Yuqifan1117 / CaCao

This is the official repository for the paper "Visually-Prompted Language Model for Fine-Grained Scene Graph Generation in an Open World" (Accepted by ICCV 2023)
40 stars 5 forks source link

The question for the number of predicates based on Cacao #17

Closed Yassin-fan closed 8 months ago

Yassin-fan commented 8 months ago

Hello, I downloaded the enhanced VG-50 dataset provided by you and compared it with the original VG-50.h5 dataset.

After comparing, I found that only 25 predicates showed an increase in the number and the other 25 predicates even showed a decrease.

In addition, the number of each predicate is also inconsistent with that in Tab6 and Tab7 in the paper.

My method of comparison is to count the number of occurrences of each element in the column 'predicates' in the .h5 file.

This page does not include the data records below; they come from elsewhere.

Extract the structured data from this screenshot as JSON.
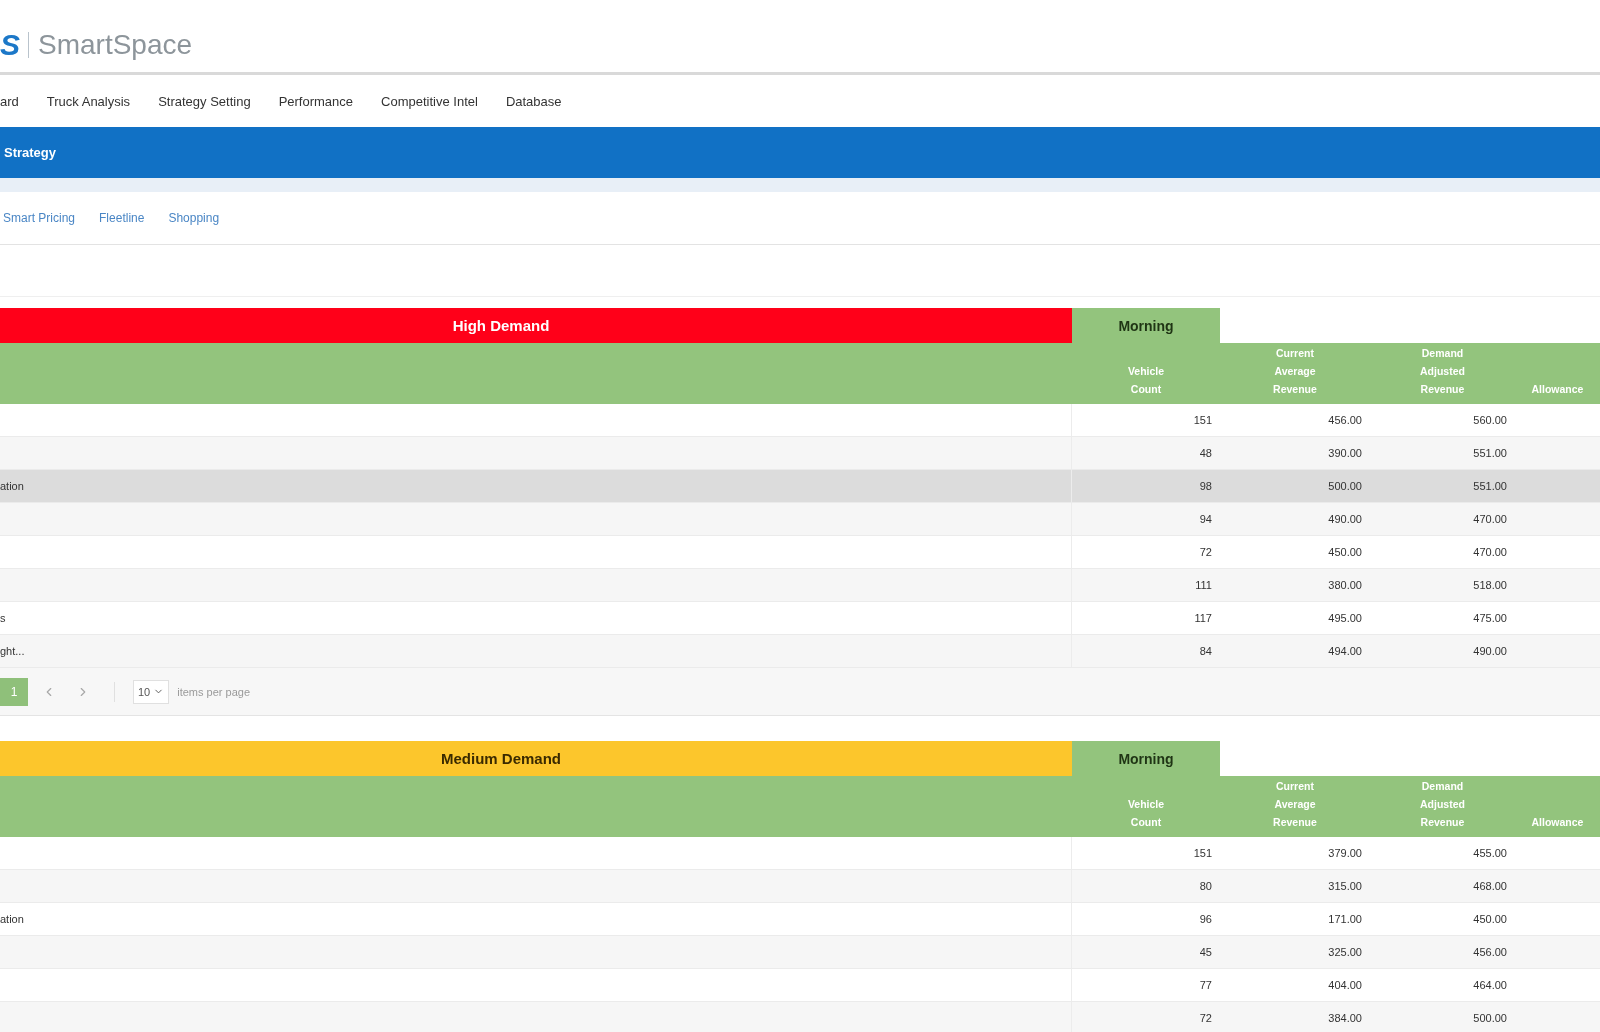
{
  "header": {
    "logo_mark": "S",
    "logo_text": "SmartSpace"
  },
  "nav": [
    "ard",
    "Truck Analysis",
    "Strategy Setting",
    "Performance",
    "Competitive Intel",
    "Database"
  ],
  "banner": {
    "title": "Strategy"
  },
  "subnav": [
    "Smart Pricing",
    "Fleetline",
    "Shopping"
  ],
  "tables": [
    {
      "title": "High Demand",
      "color": "#ff0019",
      "period": "Morning",
      "columns": [
        "Vehicle Count",
        "Current Average Revenue",
        "Demand Adjusted Revenue",
        "Allowance"
      ],
      "rows": [
        {
          "cells": [
            "151",
            "456.00",
            "560.00"
          ],
          "highlighted": false
        },
        {
          "cells": [
            "48",
            "390.00",
            "551.00"
          ],
          "highlighted": false
        },
        {
          "column_1": "ation",
          "cells": [
            "98",
            "500.00",
            "551.00"
          ],
          "highlighted": true
        },
        {
          "cells": [
            "94",
            "490.00",
            "470.00"
          ],
          "highlighted": false
        },
        {
          "cells": [
            "72",
            "450.00",
            "470.00"
          ],
          "highlighted": false
        },
        {
          "cells": [
            "111",
            "380.00",
            "518.00"
          ],
          "highlighted": false
        },
        {
          "column_1": "s",
          "cells": [
            "117",
            "495.00",
            "475.00"
          ],
          "highlighted": false
        },
        {
          "column_1": "ght...",
          "cells": [
            "84",
            "494.00",
            "490.00"
          ],
          "highlighted": false
        }
      ],
      "pager": {
        "pages": [
          {
            "label": "1",
            "selected": true
          }
        ],
        "page_size": "10",
        "page_size_label": "items per page"
      }
    },
    {
      "title": "Medium Demand",
      "color": "#fcc62c",
      "period": "Morning",
      "columns": [
        "Vehicle Count",
        "Current Average Revenue",
        "Demand Adjusted Revenue",
        "Allowance"
      ],
      "rows": [
        {
          "cells": [
            "151",
            "379.00",
            "455.00"
          ],
          "highlighted": false
        },
        {
          "cells": [
            "80",
            "315.00",
            "468.00"
          ],
          "highlighted": false
        },
        {
          "column_1": "ation",
          "cells": [
            "96",
            "171.00",
            "450.00"
          ],
          "highlighted": false
        },
        {
          "cells": [
            "45",
            "325.00",
            "456.00"
          ],
          "highlighted": false
        },
        {
          "cells": [
            "77",
            "404.00",
            "464.00"
          ],
          "highlighted": false
        },
        {
          "cells": [
            "72",
            "384.00",
            "500.00"
          ],
          "highlighted": false
        }
      ]
    }
  ]
}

May I ask, did you do additional processing and filtering after enhancing the predicates?

Thanks!

Yuqifan1117 commented 8 months ago

Thanks for your attention. To solve the imbalance of long-tail distribution and ensure the quality of generated data, we further (1) filtered out the triples with non-overlapped bounding boxes and (2) mapped the enhanced coarse-grained predicate to the fine-grained target predicate (25 categories), resulting in the enhanced VG-50 dataset. The appendix demonstrates CaCao's visual data generation trends, but this is not the dataset used for final training.

Yassin-fan commented 8 months ago

Thank you for your reply, so may I ask if the choice of these 25 categories is based on experience? Or are there certain criteria?

For I realized that the enhanced predicate categories are not the 25 categories with the lowest sample size in the original dataset.

Yuqifan1117 commented 8 months ago

The selection of these 25 classes is based on the relationship dependence in [1], but is a bit different due to the sample size. We choose those relatively few fine-grained predicates, which are expressive of visual semantics instead of simple relationships.

[1] Vincent S Chen, Paroma Varma, Ranjay Krishna, Michael Bernstein, Christopher Re, and Li Fei-Fei. Scene graph prediction with limited labels.